Zero-point connected correlator $\langle 1 \rangle_C$ is not 1?

Question

This is so confusing: books are saying that connected correlator is given by

$$\langle \phi(x_1) \phi(x_2) ... \phi(x_n) \rangle_C = \left.(-i)^{n-1}\frac{\delta }{\delta J(x_1)} \frac{\delta}{\delta J(x_2)}... \frac{\delta W}{\delta J(x_n)}\right|_{J=0} \tag{1}$$

evaluated at source $J=0$ but for $n=0$ point function I am getting

$$\langle 1 \rangle_C=iW[J=0]= \log(Z[J=0])\tag{2}$$

(by definition of cumulant generating functional $W$). For $n>0$ I get only connected diagrams (as expected).

1. Is this formula valid only for $n>0$ for some reason?

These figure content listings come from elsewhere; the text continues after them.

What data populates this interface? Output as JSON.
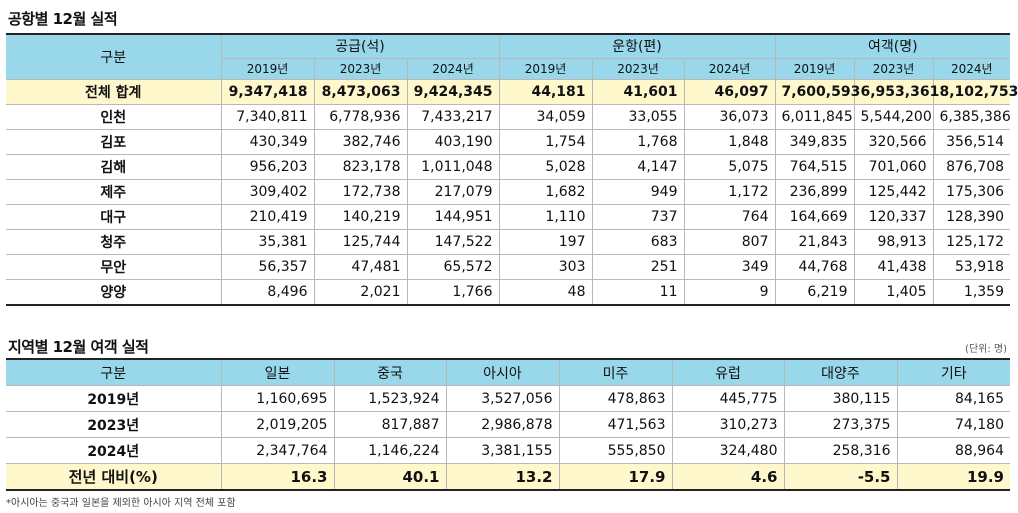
{
  "title1": "공항별 12월 실적",
  "title2": "지역별 12월 여객 실적",
  "unit": "(단위: 명)",
  "note": "*아시아는 중국과 일본을 제외한 아시아 지역 전체 포함",
  "table1": {
    "corner": "구분",
    "groups": [
      "공급(석)",
      "운항(편)",
      "여객(명)"
    ],
    "years": [
      "2019년",
      "2023년",
      "2024년",
      "2019년",
      "2023년",
      "2024년",
      "2019년",
      "2023년",
      "2024년"
    ],
    "rows": [
      {
        "label": "전체 합계",
        "vals": [
          "9,347,418",
          "8,473,063",
          "9,424,345",
          "44,181",
          "41,601",
          "46,097",
          "7,600,593",
          "6,953,361",
          "8,102,753"
        ]
      },
      {
        "label": "인천",
        "vals": [
          "7,340,811",
          "6,778,936",
          "7,433,217",
          "34,059",
          "33,055",
          "36,073",
          "6,011,845",
          "5,544,200",
          "6,385,386"
        ]
      },
      {
        "label": "김포",
        "vals": [
          "430,349",
          "382,746",
          "403,190",
          "1,754",
          "1,768",
          "1,848",
          "349,835",
          "320,566",
          "356,514"
        ]
      },
      {
        "label": "김해",
        "vals": [
          "956,203",
          "823,178",
          "1,011,048",
          "5,028",
          "4,147",
          "5,075",
          "764,515",
          "701,060",
          "876,708"
        ]
      },
      {
        "label": "제주",
        "vals": [
          "309,402",
          "172,738",
          "217,079",
          "1,682",
          "949",
          "1,172",
          "236,899",
          "125,442",
          "175,306"
        ]
      },
      {
        "label": "대구",
        "vals": [
          "210,419",
          "140,219",
          "144,951",
          "1,110",
          "737",
          "764",
          "164,669",
          "120,337",
          "128,390"
        ]
      },
      {
        "label": "청주",
        "vals": [
          "35,381",
          "125,744",
          "147,522",
          "197",
          "683",
          "807",
          "21,843",
          "98,913",
          "125,172"
        ]
      },
      {
        "label": "무안",
        "vals": [
          "56,357",
          "47,481",
          "65,572",
          "303",
          "251",
          "349",
          "44,768",
          "41,438",
          "53,918"
        ]
      },
      {
        "label": "양양",
        "vals": [
          "8,496",
          "2,021",
          "1,766",
          "48",
          "11",
          "9",
          "6,219",
          "1,405",
          "1,359"
        ]
      }
    ]
  },
  "table2": {
    "corner": "구분",
    "cols": [
      "일본",
      "중국",
      "아시아",
      "미주",
      "유럽",
      "대양주",
      "기타"
    ],
    "rows": [
      {
        "label": "2019년",
        "vals": [
          "1,160,695",
          "1,523,924",
          "3,527,056",
          "478,863",
          "445,775",
          "380,115",
          "84,165"
        ]
      },
      {
        "label": "2023년",
        "vals": [
          "2,019,205",
          "817,887",
          "2,986,878",
          "471,563",
          "310,273",
          "273,375",
          "74,180"
        ]
      },
      {
        "label": "2024년",
        "vals": [
          "2,347,764",
          "1,146,224",
          "3,381,155",
          "555,850",
          "324,480",
          "258,316",
          "88,964"
        ]
      },
      {
        "label": "전년 대비(%)",
        "vals": [
          "16.3",
          "40.1",
          "13.2",
          "17.9",
          "4.6",
          "-5.5",
          "19.9"
        ]
      }
    ]
  }
}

2. Also, usually by normalization $Z[J=0]$ is set to $1$ but if I actually evaluate it I get divergent sum of bubble diagrams. Why the discrepancy?

Answer 1

1. OP is right: The graphical interpretation of OP's eq. (1) $$ \langle F[\phi]\rangle^c_J~=~F\left[ \frac{\hbar}{i} \frac{\delta}{\delta J} \right]\frac{i}{\hbar} W_c[J]~=~F\left[ \frac{\hbar}{i} \frac{\delta}{\delta J} \right]\ln Z[J]\tag{1}$$ is somewhat weird for a connected $0$-point function $$\langle 1\rangle^c_J~=~\frac{i}{\hbar} W_c[J]~=~\ln Z[J].\tag{2} $$ The connected $0$-point function (2) contains all connected diagrams, cf. OP's title question.

   The standard normalization of eq. (2) is $$\begin{align} Z_{g=0}[J\!=\!0]~=~&1,\cr \langle 1\rangle^c_{g=0,J=0}~=~\frac{i}{\hbar} W^c_{g=0}[J\!=\!0]~=~\ln Z_{g=0}[J\!=\!0]~=~&0.\end{align}\tag{3} $$

   The connected $0$-point function (2) should be compared to the definition of a (not necessarily connected) $0$-point function $$\langle 1\rangle_J~\equiv~\frac{Z[J]}{Z[J]}~\equiv~1.\tag{4}$$

2. Concerning the normalization of $Z_{g=0}[J\!=\!0]$, see footnote 1 in my Phys.SE answer here.